Jones was nearest to the main line, so Murphy and Gray's
sewage had to cross under Van Sandt's property.
Jones sold to Van Sandt, and Murphy sold to Royster.
32 years later, the sewer line backed up and flooded Van
Sandt's property. He sued to stop Royster and Gray from using the sewer
line.
If there was no easement, then Royster and Gray
could be liable for trespass.
Van Sandt claimed he had no idea that the sewer line was
under his property.
Easements can be applied if they are apparent.
Van Sandt claimed there was no evidence of an easement
allowing Royster and Gray to use the sewer line.
The Trial Court found for Royster. Van Sandt appealed.
The Trial Court found that the sewer was an appurtenance
to the property.
Appurtenance is a legal term for what belongs to
and goes with something else, the accessories or things usually
conjoined with the substantive matter in question.
The Trial Court found that the easement was
created by implied reservation on the severance of the servient from the
dominant estate.
The servient estate is the land that has the easement
placed on it.
The dominant estate is the land that is served by
the easement.
The Appellate Court affirmed the decision.
The Appellate Court found that:
Jones knew about the sewer.
Van Sandt should have known that his sewage must be
draining somewhere.
Just because something isn't visible, that doesn't mean
it isn't apparent.
An easement can be implied on the basis of
necessity alone.
When the sewer was first constructed, all the land
belonged to Bailey, and you can't have an easement on your own
land.
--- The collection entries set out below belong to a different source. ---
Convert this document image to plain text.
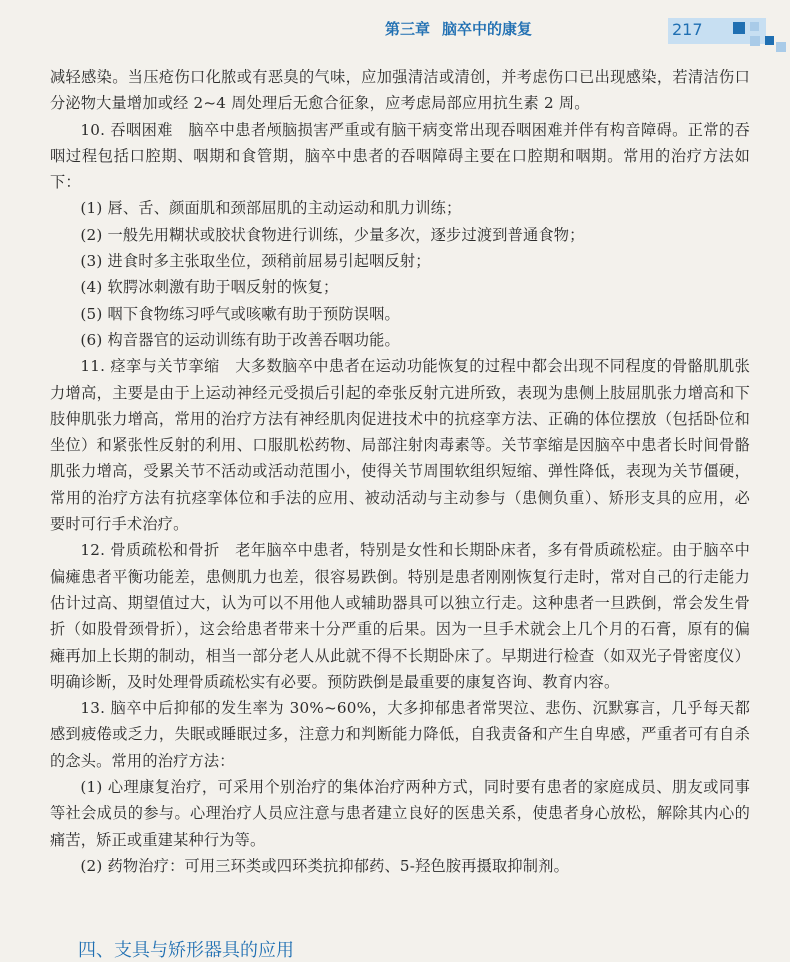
第三章 脑卒中的康复	217

减轻感染。当压疮伤口化脓或有恶臭的气味，应加强清洁或清创，并考虑伤口已出现感染，若清洁伤口分泌物大量增加或经 2~4 周处理后无愈合征象，应考虑局部应用抗生素 2 周。

10. 吞咽困难　脑卒中患者颅脑损害严重或有脑干病变常出现吞咽困难并伴有构音障碍。正常的吞咽过程包括口腔期、咽期和食管期，脑卒中患者的吞咽障碍主要在口腔期和咽期。常用的治疗方法如下：

(1) 唇、舌、颜面肌和颈部屈肌的主动运动和肌力训练；

(2) 一般先用糊状或胶状食物进行训练，少量多次，逐步过渡到普通食物；

(3) 进食时多主张取坐位，颈稍前屈易引起咽反射；

(4) 软腭冰刺激有助于咽反射的恢复；

(5) 咽下食物练习呼气或咳嗽有助于预防误咽。

(6) 构音器官的运动训练有助于改善吞咽功能。

11. 痉挛与关节挛缩　大多数脑卒中患者在运动功能恢复的过程中都会出现不同程度的骨骼肌肌张力增高，主要是由于上运动神经元受损后引起的牵张反射亢进所致，表现为患侧上肢屈肌张力增高和下肢伸肌张力增高，常用的治疗方法有神经肌肉促进技术中的抗痉挛方法、正确的体位摆放（包括卧位和坐位）和紧张性反射的利用、口服肌松药物、局部注射肉毒素等。关节挛缩是因脑卒中患者长时间骨骼肌张力增高，受累关节不活动或活动范围小，使得关节周围软组织短缩、弹性降低，表现为关节僵硬，常用的治疗方法有抗痉挛体位和手法的应用、被动活动与主动参与（患侧负重）、矫形支具的应用，必要时可行手术治疗。

12. 骨质疏松和骨折　老年脑卒中患者，特别是女性和长期卧床者，多有骨质疏松症。由于脑卒中偏瘫患者平衡功能差，患侧肌力也差，很容易跌倒。特别是患者刚刚恢复行走时，常对自己的行走能力估计过高、期望值过大，认为可以不用他人或辅助器具可以独立行走。这种患者一旦跌倒，常会发生骨折（如股骨颈骨折），这会给患者带来十分严重的后果。因为一旦手术就会上几个月的石膏，原有的偏瘫再加上长期的制动，相当一部分老人从此就不得不长期卧床了。早期进行检查（如双光子骨密度仪）明确诊断，及时处理骨质疏松实有必要。预防跌倒是最重要的康复咨询、教育内容。

13. 脑卒中后抑郁的发生率为 30%~60%，大多抑郁患者常哭泣、悲伤、沉默寡言，几乎每天都感到疲倦或乏力，失眠或睡眠过多，注意力和判断能力降低，自我责备和产生自卑感，严重者可有自杀的念头。常用的治疗方法：

(1) 心理康复治疗，可采用个别治疗的集体治疗两种方式，同时要有患者的家庭成员、朋友或同事等社会成员的参与。心理治疗人员应注意与患者建立良好的医患关系，使患者身心放松，解除其内心的痛苦，矫正或重建某种行为等。

(2) 药物治疗：可用三环类或四环类抗抑郁药、5-羟色胺再摄取抑制剂。

四、支具与矫形器具的应用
However, when you use part of your land to benefit another part,
that is called a quasi-easement.
The part receiving the benefit is the quasi-dominant
tenement. And the part that is being utilized is the quasi-servient
tenement.
Following the English case of Pyer v. Carter, when
a quasi-servient tenement is transferred to a new owner, there is
an implied reservation of an easement.
Other cases (see Wheeldon v. Burrows for example)
have said just the opposite; that if you want there to be an easement
then it has to be expressly stated.
There are two basic situations in which one can get an implied
easement.
First, an easement is implied when there is a
single tract of land and the tract is divided, and there is continuous
or apparent use of the easement.
Known as an easement by prior use.
You can't have an easement on your own property,
so the easement only appears once the property is divided, until
then it's just a quasi-easement.
The assumption is, that when the property was divided
and sold, the buyers and sellers factored the price of the easement
into the purchase price of the land.
Easement by prior use run with the land and do
not expire.
Second, an easement is implied when the dominant
estate requires the easement for 'enjoyment' of the land, and
the necessity arose when the dominant parcel is severed from the servient
parcel.
Known as an easement by necessity.
Only exists as long as the necessity exists. For
example, if a new sewer line was built, and Royster didn't need Van
Sandt anymore, the easement would become void.
In this case, the original owner, Bailey sold off what
became the servient estates while she originally kept the dominant
estate. Does that make a difference?
Can you sell off your property while reserving an easement
on the property you sell off?
This is known as a right by reservation.
The Courts have held the standard requirement to be an absolute
necessity for the easement, as opposed to a reasonable necessity,
which is what you'd need if the seller was selling the dominant
estate and keeping the servient estate.